Only about 1.5% of people taking benzodiazepines (a common anti-anxiety medication) develop addiction, even though a much larger percentage become physically dependent. The key difference is compulsive, uncontrolled use that continues despite harm. A person who takes pain medication exactly as prescribed and experiences withdrawal if they stop too quickly is dependent. A person who crushes and snorts their pills, lies to multiple doctors for extra prescriptions, and loses their job over their use has crossed into addiction. The confusion between these two concepts traces back to a 1987 decision to swap the word “addiction” for “dependence” in the psychiatric manual, because committee members felt “addiction” sounded too harsh. That language choice has muddied the conversation ever since.

Why Some People Are More Vulnerable

Genetics account for 40 to 60 percent of a person’s risk for developing addiction. That’s a significant chunk, comparable to the genetic contribution in conditions like heart disease and diabetes. But no single gene causes addiction, and no one is born destined to develop it. The genetic component involves variations across many genes that influence how your brain responds to substances, how quickly you metabolize them, and how intensely you experience their effects.

The remaining risk comes from the environment. Childhood trauma, chronic stress, early exposure to drugs, peer influence, and the availability of substances all play roles. Mental health conditions like depression, anxiety, and PTSD also increase vulnerability, because substances can temporarily relieve symptoms that feel unbearable. This combination of biology and life experience explains why addiction runs in families without being inevitable for any individual member.

Signs Vary by Substance

Addiction looks different depending on the drug involved. Stimulants like cocaine and methamphetamine produce bursts of energy, rapid speech, paranoia, and aggression during use, followed by a crash into depression and exhaustion. Long-term meth use causes severe dental decay, weight loss, and skin sores. Cocaine use often damages the nasal passages.

Opioid addiction typically shows as drowsiness, constricted pupils, and a dreamy detachment, progressing to a desperate cycle of use and withdrawal that includes muscle aches, nausea, and intense anxiety. Sedatives and sleeping pills cause slurred speech, poor coordination, memory problems, and dangerously slowed breathing. Club drugs like MDMA and ketamine produce hallucinations, altered senses, and impaired judgment.

Across all substances, the behavioral signs are remarkably consistent: secrecy, withdrawal from loved ones, neglecting responsibilities, financial problems, and continued use in the face of obvious consequences.

How Addiction Is Treated

Because addiction involves lasting changes to brain chemistry, treatment works best when it combines medication with behavioral support over an extended period. For opioid addiction, medications that stabilize brain chemistry have been shown to increase treatment engagement and decrease illicit drug use. These medications reduce cravings and prevent the intense highs and lows that drive the cycle of relapse.
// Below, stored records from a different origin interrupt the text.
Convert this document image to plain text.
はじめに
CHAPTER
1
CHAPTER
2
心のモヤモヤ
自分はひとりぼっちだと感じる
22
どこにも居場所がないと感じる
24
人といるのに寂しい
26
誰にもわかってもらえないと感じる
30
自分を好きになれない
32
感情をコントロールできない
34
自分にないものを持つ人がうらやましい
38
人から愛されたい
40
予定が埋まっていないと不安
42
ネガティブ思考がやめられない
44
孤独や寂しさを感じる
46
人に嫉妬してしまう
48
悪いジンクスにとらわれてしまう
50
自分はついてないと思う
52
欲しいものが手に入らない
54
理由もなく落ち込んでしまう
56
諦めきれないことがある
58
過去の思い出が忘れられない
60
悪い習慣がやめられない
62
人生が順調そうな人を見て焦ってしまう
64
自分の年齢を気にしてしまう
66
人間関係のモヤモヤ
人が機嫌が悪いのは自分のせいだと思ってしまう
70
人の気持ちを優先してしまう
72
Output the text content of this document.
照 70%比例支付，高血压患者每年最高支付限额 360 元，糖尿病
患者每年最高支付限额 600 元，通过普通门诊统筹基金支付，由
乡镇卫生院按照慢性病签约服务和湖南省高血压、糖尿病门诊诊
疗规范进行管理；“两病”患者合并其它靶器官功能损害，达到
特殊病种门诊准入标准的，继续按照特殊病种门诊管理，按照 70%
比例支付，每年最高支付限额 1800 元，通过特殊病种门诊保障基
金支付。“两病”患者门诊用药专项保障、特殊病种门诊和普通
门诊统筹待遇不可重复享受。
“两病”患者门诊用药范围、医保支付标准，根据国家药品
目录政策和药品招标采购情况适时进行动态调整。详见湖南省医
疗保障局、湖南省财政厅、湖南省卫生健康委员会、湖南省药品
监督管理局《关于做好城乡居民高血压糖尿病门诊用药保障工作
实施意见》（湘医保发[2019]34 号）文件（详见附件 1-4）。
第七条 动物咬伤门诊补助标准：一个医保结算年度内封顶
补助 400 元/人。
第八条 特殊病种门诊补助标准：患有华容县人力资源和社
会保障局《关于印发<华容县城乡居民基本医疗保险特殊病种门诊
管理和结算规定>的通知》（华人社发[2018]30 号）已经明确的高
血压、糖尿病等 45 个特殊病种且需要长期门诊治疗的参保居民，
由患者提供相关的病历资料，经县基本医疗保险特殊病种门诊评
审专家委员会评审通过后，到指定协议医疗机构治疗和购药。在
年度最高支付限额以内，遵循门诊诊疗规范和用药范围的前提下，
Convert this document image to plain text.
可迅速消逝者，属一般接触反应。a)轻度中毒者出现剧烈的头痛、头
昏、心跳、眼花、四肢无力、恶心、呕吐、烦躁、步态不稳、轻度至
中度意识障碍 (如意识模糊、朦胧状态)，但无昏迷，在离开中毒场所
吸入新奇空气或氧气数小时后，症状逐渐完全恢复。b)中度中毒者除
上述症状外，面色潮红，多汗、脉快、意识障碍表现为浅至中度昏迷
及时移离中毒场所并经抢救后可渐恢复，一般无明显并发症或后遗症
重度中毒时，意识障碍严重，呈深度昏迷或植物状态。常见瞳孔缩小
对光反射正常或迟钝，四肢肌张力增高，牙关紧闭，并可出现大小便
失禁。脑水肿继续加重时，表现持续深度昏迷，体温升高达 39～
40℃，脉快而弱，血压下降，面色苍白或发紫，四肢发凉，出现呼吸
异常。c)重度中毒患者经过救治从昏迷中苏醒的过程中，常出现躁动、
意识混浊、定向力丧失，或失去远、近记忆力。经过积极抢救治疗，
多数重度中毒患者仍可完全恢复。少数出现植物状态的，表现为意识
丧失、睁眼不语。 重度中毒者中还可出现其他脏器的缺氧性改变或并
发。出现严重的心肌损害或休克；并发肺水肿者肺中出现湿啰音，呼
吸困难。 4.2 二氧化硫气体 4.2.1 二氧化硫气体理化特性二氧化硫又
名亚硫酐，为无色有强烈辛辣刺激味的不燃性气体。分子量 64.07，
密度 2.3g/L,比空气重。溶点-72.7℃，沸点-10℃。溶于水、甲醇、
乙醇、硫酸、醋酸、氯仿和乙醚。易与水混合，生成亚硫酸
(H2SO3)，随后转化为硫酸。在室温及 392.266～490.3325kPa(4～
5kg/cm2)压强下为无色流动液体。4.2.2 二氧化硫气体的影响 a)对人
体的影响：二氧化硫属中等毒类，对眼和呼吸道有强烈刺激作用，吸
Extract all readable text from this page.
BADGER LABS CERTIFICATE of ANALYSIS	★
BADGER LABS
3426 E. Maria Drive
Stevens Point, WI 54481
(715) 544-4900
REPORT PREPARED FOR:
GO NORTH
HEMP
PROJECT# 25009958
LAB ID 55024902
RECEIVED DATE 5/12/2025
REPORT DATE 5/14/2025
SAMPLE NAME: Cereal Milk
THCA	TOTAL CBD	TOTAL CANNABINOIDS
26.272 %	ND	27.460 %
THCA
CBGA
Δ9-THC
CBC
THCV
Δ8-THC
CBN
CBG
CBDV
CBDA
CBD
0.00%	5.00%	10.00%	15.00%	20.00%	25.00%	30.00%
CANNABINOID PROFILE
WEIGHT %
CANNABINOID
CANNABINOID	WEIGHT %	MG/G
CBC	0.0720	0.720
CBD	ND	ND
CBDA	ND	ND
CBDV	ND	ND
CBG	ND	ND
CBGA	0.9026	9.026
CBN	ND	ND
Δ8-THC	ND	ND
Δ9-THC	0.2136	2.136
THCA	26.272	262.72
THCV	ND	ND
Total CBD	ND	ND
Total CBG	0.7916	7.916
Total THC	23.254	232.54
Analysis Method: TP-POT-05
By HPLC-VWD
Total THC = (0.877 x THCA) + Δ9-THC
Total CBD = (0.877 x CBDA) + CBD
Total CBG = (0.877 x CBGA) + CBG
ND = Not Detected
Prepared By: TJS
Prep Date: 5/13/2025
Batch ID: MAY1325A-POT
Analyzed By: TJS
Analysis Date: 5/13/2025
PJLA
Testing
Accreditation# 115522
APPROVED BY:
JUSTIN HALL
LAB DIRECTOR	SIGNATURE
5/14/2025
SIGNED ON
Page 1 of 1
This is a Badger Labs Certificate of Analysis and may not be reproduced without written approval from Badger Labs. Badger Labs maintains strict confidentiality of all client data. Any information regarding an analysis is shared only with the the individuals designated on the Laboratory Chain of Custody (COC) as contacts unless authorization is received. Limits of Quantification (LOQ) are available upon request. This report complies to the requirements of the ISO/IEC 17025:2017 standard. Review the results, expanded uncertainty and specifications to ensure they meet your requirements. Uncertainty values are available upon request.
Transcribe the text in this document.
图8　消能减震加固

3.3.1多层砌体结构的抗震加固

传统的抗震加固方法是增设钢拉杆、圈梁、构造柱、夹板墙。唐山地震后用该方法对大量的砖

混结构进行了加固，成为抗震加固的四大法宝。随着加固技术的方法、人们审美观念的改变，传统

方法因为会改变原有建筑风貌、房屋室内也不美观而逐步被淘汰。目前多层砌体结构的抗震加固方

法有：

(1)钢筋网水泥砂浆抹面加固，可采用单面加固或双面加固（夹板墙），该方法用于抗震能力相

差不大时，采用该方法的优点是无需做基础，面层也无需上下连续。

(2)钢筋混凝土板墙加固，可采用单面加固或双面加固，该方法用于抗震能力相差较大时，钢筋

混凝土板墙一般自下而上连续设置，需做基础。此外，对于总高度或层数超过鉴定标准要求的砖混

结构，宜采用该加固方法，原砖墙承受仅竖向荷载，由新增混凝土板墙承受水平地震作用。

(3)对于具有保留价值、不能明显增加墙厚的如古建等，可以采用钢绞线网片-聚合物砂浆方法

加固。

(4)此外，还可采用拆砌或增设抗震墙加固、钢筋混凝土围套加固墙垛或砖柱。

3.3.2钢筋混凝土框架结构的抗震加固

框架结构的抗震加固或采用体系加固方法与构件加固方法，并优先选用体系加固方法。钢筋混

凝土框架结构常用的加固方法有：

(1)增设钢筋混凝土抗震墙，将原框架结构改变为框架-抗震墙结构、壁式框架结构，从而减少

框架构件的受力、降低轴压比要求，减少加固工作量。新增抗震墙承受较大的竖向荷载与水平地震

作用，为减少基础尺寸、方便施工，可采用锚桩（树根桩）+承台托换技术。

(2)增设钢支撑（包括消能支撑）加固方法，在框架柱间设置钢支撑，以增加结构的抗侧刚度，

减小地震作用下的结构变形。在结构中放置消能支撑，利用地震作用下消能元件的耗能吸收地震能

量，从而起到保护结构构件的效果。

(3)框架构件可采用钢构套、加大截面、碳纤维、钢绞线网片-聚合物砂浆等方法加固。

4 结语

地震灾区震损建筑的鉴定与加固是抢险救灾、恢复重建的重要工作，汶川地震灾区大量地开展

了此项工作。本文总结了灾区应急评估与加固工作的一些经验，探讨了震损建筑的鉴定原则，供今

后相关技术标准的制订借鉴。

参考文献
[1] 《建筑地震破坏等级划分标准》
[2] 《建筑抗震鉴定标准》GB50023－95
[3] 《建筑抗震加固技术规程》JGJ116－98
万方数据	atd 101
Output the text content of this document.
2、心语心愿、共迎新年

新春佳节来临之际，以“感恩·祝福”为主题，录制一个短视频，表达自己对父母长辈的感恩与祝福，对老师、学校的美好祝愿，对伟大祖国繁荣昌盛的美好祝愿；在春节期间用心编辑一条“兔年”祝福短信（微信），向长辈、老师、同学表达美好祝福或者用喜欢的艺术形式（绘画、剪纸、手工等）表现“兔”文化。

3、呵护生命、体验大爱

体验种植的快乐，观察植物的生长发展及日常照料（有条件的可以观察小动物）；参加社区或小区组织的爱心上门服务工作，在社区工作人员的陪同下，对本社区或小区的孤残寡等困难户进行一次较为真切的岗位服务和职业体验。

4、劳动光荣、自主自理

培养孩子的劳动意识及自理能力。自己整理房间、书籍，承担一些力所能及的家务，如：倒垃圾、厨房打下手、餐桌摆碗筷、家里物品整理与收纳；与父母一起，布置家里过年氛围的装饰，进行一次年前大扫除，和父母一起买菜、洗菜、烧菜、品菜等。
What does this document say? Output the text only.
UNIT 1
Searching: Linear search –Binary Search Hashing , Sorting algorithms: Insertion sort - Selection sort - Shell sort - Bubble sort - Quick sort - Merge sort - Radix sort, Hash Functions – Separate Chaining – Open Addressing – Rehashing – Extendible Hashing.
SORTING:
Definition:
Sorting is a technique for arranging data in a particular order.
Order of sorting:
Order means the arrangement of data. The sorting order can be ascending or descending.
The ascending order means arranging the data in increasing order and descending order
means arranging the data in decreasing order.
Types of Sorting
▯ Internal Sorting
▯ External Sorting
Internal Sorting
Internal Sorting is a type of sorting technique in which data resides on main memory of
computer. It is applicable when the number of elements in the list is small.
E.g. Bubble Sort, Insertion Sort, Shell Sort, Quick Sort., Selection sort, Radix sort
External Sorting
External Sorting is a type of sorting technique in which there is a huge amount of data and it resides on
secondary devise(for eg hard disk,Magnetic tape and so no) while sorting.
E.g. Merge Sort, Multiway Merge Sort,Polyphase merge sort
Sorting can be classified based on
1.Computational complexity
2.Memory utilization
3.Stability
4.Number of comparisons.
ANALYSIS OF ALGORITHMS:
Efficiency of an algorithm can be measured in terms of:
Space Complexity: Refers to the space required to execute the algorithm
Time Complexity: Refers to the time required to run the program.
Behavioral therapies help people identify their triggers, develop coping strategies, and rebuild the decision-making skills that addiction erodes. Treatment often needs to address co-occurring mental health conditions, since untreated depression or trauma can undermine recovery even when substance use is being managed.

Recovery is not a single event but a process. The brain’s reward system was dulled by chronic drug use, and the flatness, low motivation, and inability to feel pleasure that characterize early sobriety gradually improve as brain chemistry rebalances. This healing takes time, which is why long-term support matters more than any single intervention. Relapse rates for addiction are similar to those for other chronic conditions like high blood pressure and asthma, roughly 40 to 60 percent, and a relapse is treated as a sign to adjust the approach rather than evidence of failure.